Direct Experience

 

Every time I go away on retreat I have only one intention, prayer, hope and focus: “May I be faithful to my experience.” What this means to me is, may I be able to recognize what is actually happening for me in any given moment, as opposed to seeing my experience through the stories I have amassed over a lifetime. Stories that run beneath the surface of my awareness. Stories that tell me what I need to do and say and feel in order to belong, be safe, be me. These are stories that I have told myself for a long, long time.

This intention translates into a running dialogue with myself where moment by moment I am checking in to notice how things are actually going for me. I focus on what is happening at that very moment. I notice which  direction I am most inclined to move in. I notice when I am eating, not what my mind is pushing for, but the actual feel of the food in my mouth and in my stomach. When I leave a program session, I try not have to an agenda about what I do next, following instead wherever it is that my feet take me. Quite literally that may mean I get about 20 feet before I sit down, waiting where I am, until I feel directed to the next place. As for my mind and my emotions, well, I let them be too. I notice what is rising and falling like I am watching images on a screen. Instead of trying to fix or push away, instead of getting lost in a story, I try and just be with what is there, noticing as impartially as I can where it comes from and what it is linked to. For me it is like a game of connect the dots for my mind. I look at how my responses now come from then.

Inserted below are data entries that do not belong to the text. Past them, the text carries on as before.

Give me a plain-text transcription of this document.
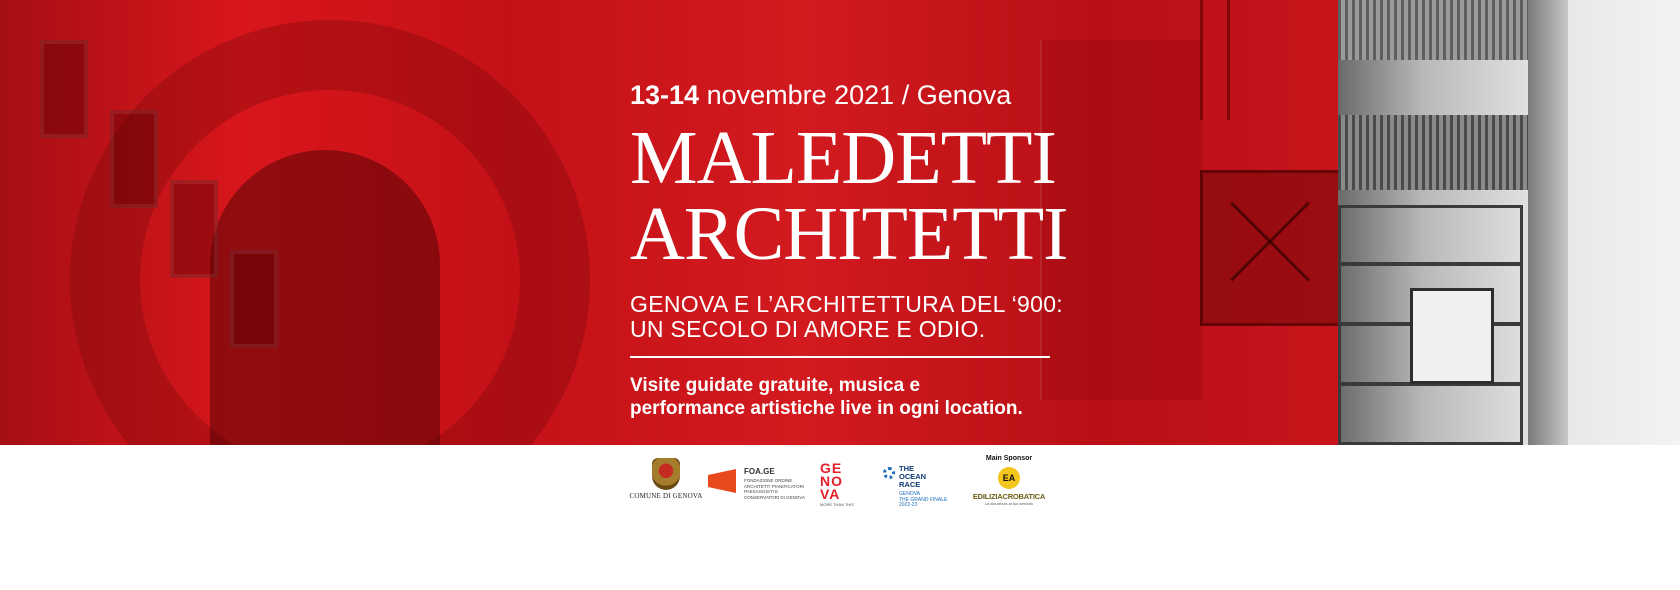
13-14 novembre 2021 / Genova
MALEDETTI
ARCHITETTI
GENOVA E L’ARCHITETTURA DEL ‘900:
UN SECOLO DI AMORE E ODIO.
Visite guidate gratuite, musica e
performance artistiche live in ogni location.
COMUNE DI GENOVA
FOA.GE
FONDAZIONE ORDINE ARCHITETTI PIANIFICATORI PAESAGGISTI E CONSERVATORI DI GENOVA
GE
NO
VA
MORE THAN THIS
THE
OCEAN
RACE
GENOVA
THE GRAND FINALE
2022-23
Main Sponsor
EA
EDILIZIACROBATICA
La sicurezza al tuo servizio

And while this is a tremendous amount of effort, exhausting even, at some point, I hit a critical mass, and it clicks over into a place where I just am as I am.  All my edges are worn off. The need to run incessant story lines is gone. And I am left with a softness and a spaciousness that far exceeds any story I could come up with. I tell you all of this because we are living in times where the pull from the external world is great, so great in fact, that it is pulling us out of the truth of what we are personally experiencing. We look  outside of ourselves to tell us what to think, how to feel and what to want. And we run our lives on memories from the past. This leaves us without the presence to know reality for what it is. And without that knowledge we will always, always suffer.

The body is such a great antidote to any story line. Over and over throughout your day, come back to any experience that the body is having, and watch what your mind has to say about it. You do not have to like it or want it. When you feel a sensation or a need, notice the stories the mind is telling you about it. For instance, if you are tired, see if you can let yourself just be tired without trying to make it go away. Watch what happens with the mind. Watch all the reasons you have for not being able to be tired. Watch all the actions you will take to deny that reality. Watch the feelings that arise when you are denying exhaustion, and then when you allow it. Daily we lose track of ourselves because we do not want what is happening with us to be happening; believing that it just has to be something else that is right, or better. When we do this, we deny our very existence. And to deny our existence is to say that what we feel and experience does not matter, or is wrong. Denying ourselves in this way is to create a kind of sickness inside for which there is no outside cure. Denying ourselves in this way is to collectively create all of the horror we see in a world bent on denying the existence of Life itself.